Zingo hurled many of my dearest friends along with me, straight up to the peak of 72 feet before free falling to ground level below — over and over again we went from one uncertainty to another. One friend’s husband transferred for months back and forth from long-term care to hospital to rehabilitation. During this time before his death, she could visit him only through a window or by telephone. Another friend’s brother died unexpectedly in a hospital without family. A third friend’s childhood friend cared for her ailing husband at home until his death, knowing she could not visit him in a hospital. Speaking of uncertainty, a young friend could not be with her husband before, during or after open heart surgery.


From the end of February until Oct. 8, I did not venture further from Fort Smith than Mama’s Place, 55 miles south. I occasionally retreated there, slipping away from the death-defying speed and curves the roller coaster ride of 2020 delivered. Time on solid ground at Mama’s restored peace and renewal.


By the first week of October a break from Zingo was essential. Deciding to drive to Lee Anna’s for a visit, after she approved my spending one night in a hotel en route (because of COVID), I purchased four new tires, had the oil change and the CRV detailed, and drove to Schaumburg. Upon arrival, Lee Anna’s family had not yet returned from an outing. I opened the garage and let myself in. The first thing I noticed inside was a new plaque that read, "When everything is uncertain, everything that is important becomes clear."

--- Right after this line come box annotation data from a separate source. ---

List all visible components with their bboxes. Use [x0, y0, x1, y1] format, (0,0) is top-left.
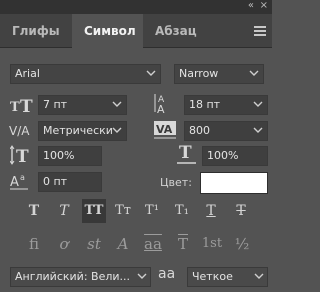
- close-icon[interactable]: ×: [260, 0, 268, 12]
- tab-bar: Глифы Символ Абзац: [0, 14, 272, 49]
- faux-bold-button[interactable]: T: [22, 199, 46, 223]
- antialias-icon: aa: [158, 266, 176, 282]
- chevron-down-icon: [253, 99, 263, 109]
- font-style-value: Narrow: [179, 67, 219, 80]
- all-caps-button[interactable]: TT: [82, 199, 106, 223]
- kerning-icon: V/A: [9, 121, 37, 141]
- svg-text:a: a: [20, 173, 25, 182]
- baseline-shift-icon: A a: [10, 171, 36, 191]
- discretionary-ligatures-button[interactable]: ơ: [51, 232, 77, 256]
- font-size-combo[interactable]: 7 пт: [38, 95, 127, 115]
- faux-italic-button[interactable]: T: [52, 199, 76, 223]
- underline-button[interactable]: T: [199, 199, 223, 223]
- baseline-shift-input[interactable]: 0 пт: [38, 172, 102, 192]
- svg-text:T: T: [20, 97, 33, 114]
- svg-text:T: T: [10, 100, 20, 114]
- chevron-down-icon: [146, 68, 156, 78]
- small-caps-button[interactable]: Tт: [111, 199, 135, 223]
- svg-text:T: T: [16, 147, 29, 165]
- chevron-down-icon: [254, 271, 264, 281]
- swash-button[interactable]: st: [81, 232, 107, 256]
- horizontal-scale-input[interactable]: 100%: [202, 146, 268, 166]
- superscript-button[interactable]: T¹: [140, 199, 164, 223]
- chevron-down-icon: [249, 68, 259, 78]
- font-family-value: Arial: [15, 67, 40, 80]
- subscript-button[interactable]: T₁: [170, 199, 194, 223]
- stylistic-alternates-button[interactable]: A: [110, 232, 136, 256]
- tab-glyphs[interactable]: Глифы: [0, 14, 72, 48]
- svg-text:V/A: V/A: [9, 124, 30, 138]
- leading-combo[interactable]: 18 пт: [184, 95, 268, 115]
- language-select[interactable]: Английский: Вели...: [10, 267, 151, 287]
- panel-titlebar: « ×: [0, 0, 272, 14]
- chevron-down-icon: [253, 125, 263, 135]
- fractions-button[interactable]: ½: [229, 232, 255, 256]
- antialias-value: Четкое: [192, 270, 233, 283]
- svg-text:T: T: [179, 143, 192, 163]
- font-family-select[interactable]: Arial: [10, 64, 161, 84]
- ordinal-numbers-button[interactable]: 1st: [199, 232, 225, 256]
- kerning-value: Метрически: [43, 124, 113, 137]
- svg-text:VA: VA: [156, 123, 173, 136]
- chevron-down-icon: [112, 99, 122, 109]
- tracking-combo[interactable]: 800: [184, 121, 268, 141]
- svg-text:A: A: [10, 175, 19, 190]
- titling-alternates-button[interactable]: aa: [140, 232, 166, 256]
- chevron-down-icon: [112, 125, 122, 135]
- baseline-shift-value: 0 пт: [43, 175, 68, 188]
- tab-paragraph[interactable]: Абзац: [143, 14, 203, 48]
- vertical-scale-icon: T: [10, 145, 36, 165]
- font-style-select[interactable]: Narrow: [174, 64, 264, 84]
- tab-character[interactable]: Символ: [72, 14, 143, 49]
- antialias-select[interactable]: Четкое: [187, 267, 268, 287]
- color-swatch[interactable]: [200, 172, 268, 194]
- tracking-value: 800: [189, 124, 210, 137]
- chevron-down-icon: [137, 271, 147, 281]
- font-size-value: 7 пт: [43, 98, 68, 111]
- font-size-icon: T T: [10, 94, 34, 114]
- panel-menu-icon[interactable]: [254, 26, 266, 36]
- horizontal-scale-icon: T: [176, 143, 198, 165]
- color-label: Цвет:: [160, 176, 192, 189]
- leading-value: 18 пт: [189, 98, 221, 111]
- tracking-icon: VA: [153, 120, 179, 140]
- leading-icon: A A: [154, 92, 178, 114]
- ordinals-button[interactable]: T: [170, 232, 196, 256]
- strikethrough-button[interactable]: T: [229, 199, 253, 223]
- collapse-icon[interactable]: «: [248, 0, 254, 12]
- vertical-scale-input[interactable]: 100%: [38, 146, 102, 166]
- horizontal-scale-value: 100%: [207, 149, 239, 162]
- svg-text:A: A: [157, 103, 165, 114]
- vertical-scale-value: 100%: [43, 149, 75, 162]
- ligatures-button[interactable]: fi: [21, 232, 47, 256]
- kerning-combo[interactable]: Метрически: [38, 121, 127, 141]
- language-value: Английский: Вели...: [15, 270, 131, 283]
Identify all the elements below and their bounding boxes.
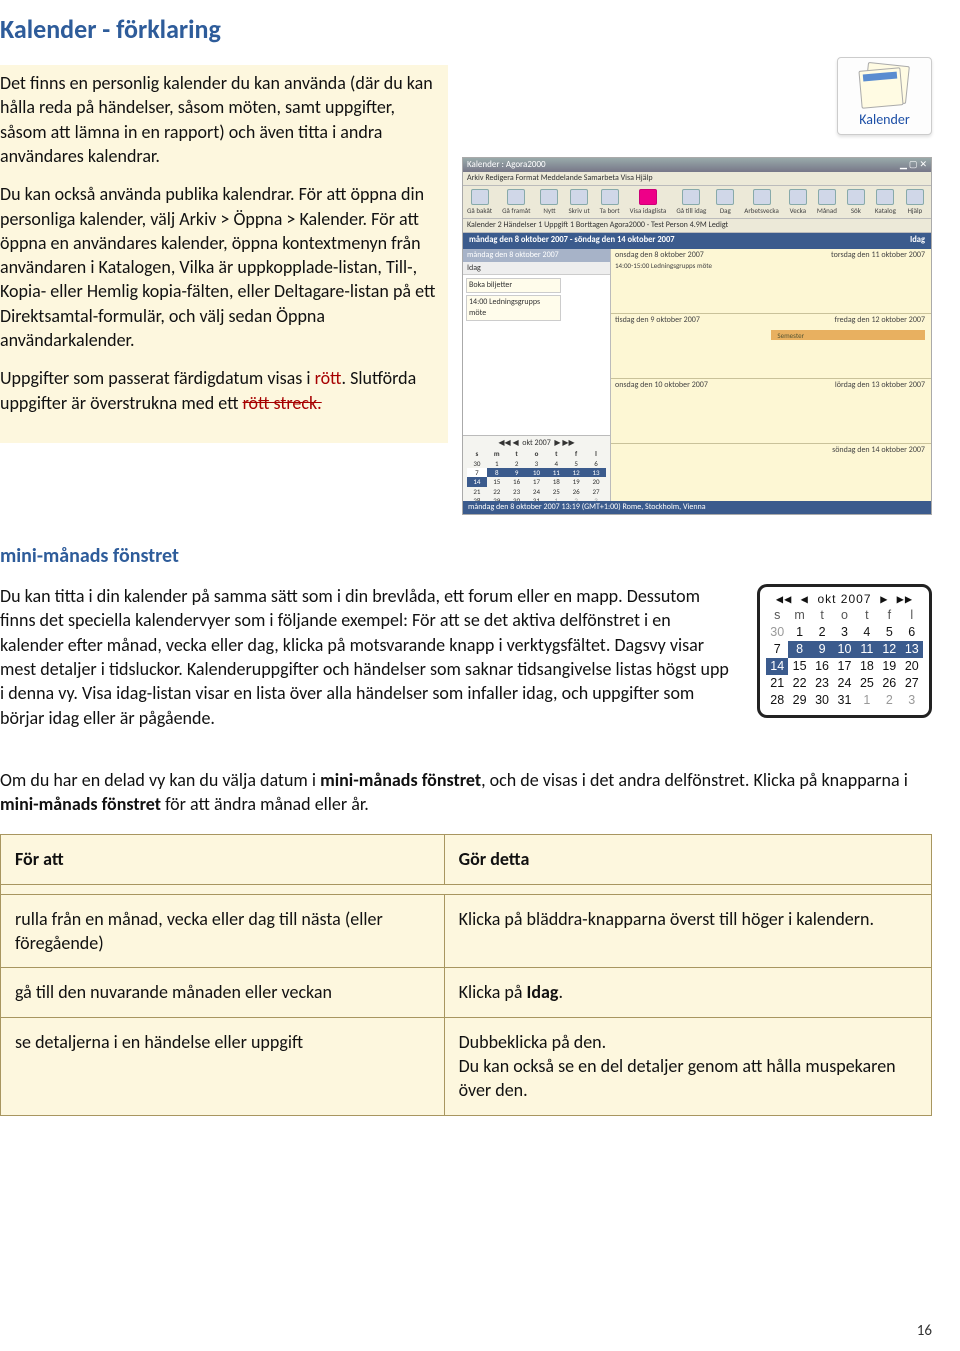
toolbar-day-button: Dag [716, 189, 734, 215]
week-row: tisdag den 9 oktober 2007fredag den 12 o… [611, 314, 931, 379]
toolbar-back-button: Gå bakåt [467, 189, 492, 215]
instructions-table: För att Gör detta rulla från en månad, v… [0, 834, 932, 1115]
status-bar: måndag den 8 oktober 2007 13:19 (GMT+1:0… [463, 501, 931, 514]
intro-p2: Du kan också använda publika kalendrar. … [0, 182, 436, 352]
window-titlebar: Kalender : Agora2000 ▁ ▢ ✕ [463, 158, 931, 172]
calendar-icon [856, 64, 914, 108]
top-row: Det finns en personlig kalender du kan a… [0, 65, 932, 515]
minical-nav: ◀◀ ◀ okt 2007 ▶ ▶▶ [766, 591, 923, 607]
intro-yellow-box: Det finns en personlig kalender du kan a… [0, 65, 448, 443]
minical-table: smtotfl 30123456 78910111213 14151617181… [467, 449, 606, 506]
intro-p3: Uppgifter som passerat färdigdatum visas… [0, 366, 436, 415]
week-row: onsdag den 8 oktober 2007torsdag den 11 … [611, 249, 931, 314]
table-row: se detaljerna i en händelse eller uppgif… [1, 1017, 932, 1115]
today-button-label: Idag [910, 235, 925, 246]
minical-illus-table: smtotfl 30123456 78910111213 14151617181… [766, 607, 923, 708]
screenshot-block: Kalender Kalender : Agora2000 ▁ ▢ ✕ Arki… [462, 65, 932, 515]
toolbar-workweek-button: Arbetsvecka [744, 189, 779, 215]
toolbar-delete-button: Ta bort [600, 189, 620, 215]
week-header: måndag den 8 oktober 2007 - söndag den 1… [463, 233, 931, 248]
toolbar-forward-button: Gå framåt [502, 189, 530, 215]
calendar-app-screenshot: Kalender : Agora2000 ▁ ▢ ✕ Arkiv Rediger… [462, 157, 932, 515]
mini-month-para: Du kan titta i din kalender på samma sät… [0, 584, 729, 730]
th-for-att: För att [1, 835, 445, 884]
week-row: onsdag den 10 oktober 2007lördag den 13 … [611, 379, 931, 444]
toolbar-todaylist-button: Visa idaglista [630, 189, 667, 215]
intro-p1: Det finns en personlig kalender du kan a… [0, 71, 436, 168]
toolbar-gototoday-button: Gå till idag [676, 189, 706, 215]
window-controls-icon: ▁ ▢ ✕ [900, 159, 927, 171]
left-tab: Idag [463, 262, 610, 276]
minical-nav: ◀◀ ◀ okt 2007 ▶ ▶▶ [467, 438, 606, 449]
left-day-column: måndag den 8 oktober 2007 Idag Boka bilj… [463, 249, 611, 510]
cell-instruction: Klicka på Idag. [444, 968, 931, 1017]
kalender-icon-label: Kalender [842, 111, 927, 130]
toolbar-week-button: Vecka [789, 189, 807, 215]
toolbar: Gå bakåt Gå framåt Nytt Skriv ut Ta bort… [463, 186, 931, 219]
toolbar-catalog-button: Katalog [875, 189, 896, 215]
cell-action: rulla från en månad, vecka eller dag til… [1, 894, 445, 968]
left-day-header: måndag den 8 oktober 2007 [463, 249, 610, 262]
page-number: 16 [917, 1321, 932, 1341]
window-title: Kalender : Agora2000 [467, 159, 546, 171]
p3a: Uppgifter som passerat färdigdatum visas… [0, 367, 315, 389]
mini-calendar-embedded: ◀◀ ◀ okt 2007 ▶ ▶▶ smtotfl 30123456 7891… [463, 435, 610, 509]
cell-instruction: Klicka på bläddra-knapparna överst till … [444, 894, 931, 968]
cell-action: gå till den nuvarande månaden eller veck… [1, 968, 445, 1017]
mini-month-para2: Om du har en delad vy kan du välja datum… [0, 768, 932, 817]
table-row: gå till den nuvarande månaden eller veck… [1, 968, 932, 1017]
th-gor-detta: Gör detta [444, 835, 931, 884]
week-grid: onsdag den 8 oktober 2007torsdag den 11 … [611, 249, 931, 510]
event-item: Boka biljetter [466, 278, 561, 293]
subheading-mini-month: mini-månads fönstret [0, 543, 932, 570]
toolbar-month-button: Månad [817, 189, 837, 215]
mini-month-illustration: ◀◀ ◀ okt 2007 ▶ ▶▶ smtotfl 30123456 7891… [757, 584, 932, 717]
page-title: Kalender - förklaring [0, 12, 932, 47]
p3b: rött [315, 367, 342, 389]
toolbar-search-button: Sök [847, 189, 865, 215]
cell-instruction: Dubbeklicka på den. Du kan också se en d… [444, 1017, 931, 1115]
cell-action: se detaljerna i en händelse eller uppgif… [1, 1017, 445, 1115]
kalender-shortcut-icon: Kalender [837, 57, 932, 135]
toolbar-print-button: Skriv ut [568, 189, 589, 215]
event-item: 14:00 Ledningsgrupps möte [466, 295, 561, 321]
week-range: måndag den 8 oktober 2007 - söndag den 1… [469, 235, 675, 246]
day-events: Boka biljetter 14:00 Ledningsgrupps möte [463, 275, 610, 435]
table-row: rulla från en månad, vecka eller dag til… [1, 894, 932, 968]
p3d: rött streck. [243, 392, 322, 414]
toolbar-new-button: Nytt [540, 189, 558, 215]
menubar: Arkiv Redigera Format Meddelande Samarbe… [463, 172, 931, 186]
breadcrumb: Kalender 2 Händelser 1 Uppgift 1 Borttag… [463, 219, 931, 233]
week-row: söndag den 14 oktober 2007 [611, 444, 931, 509]
toolbar-help-button: Hjälp [906, 189, 924, 215]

Boing! A light bulb went off in my head. Hold on to your hats. The roller coaster ride of 2020 had done exactly that. It had taken away my routine; forced me to stay home and be still, to go deep within my own body, soul and mind; and taught me to depend on my creator for nurture, guidance, direction and perception.


During times of uncertainty I cannot depend on outside events, activities or other people for entertainment, diversion or affirmation. Those factors become unimportant, and as they grow dim, a light from within directs my path. Join me and we’ll walk together.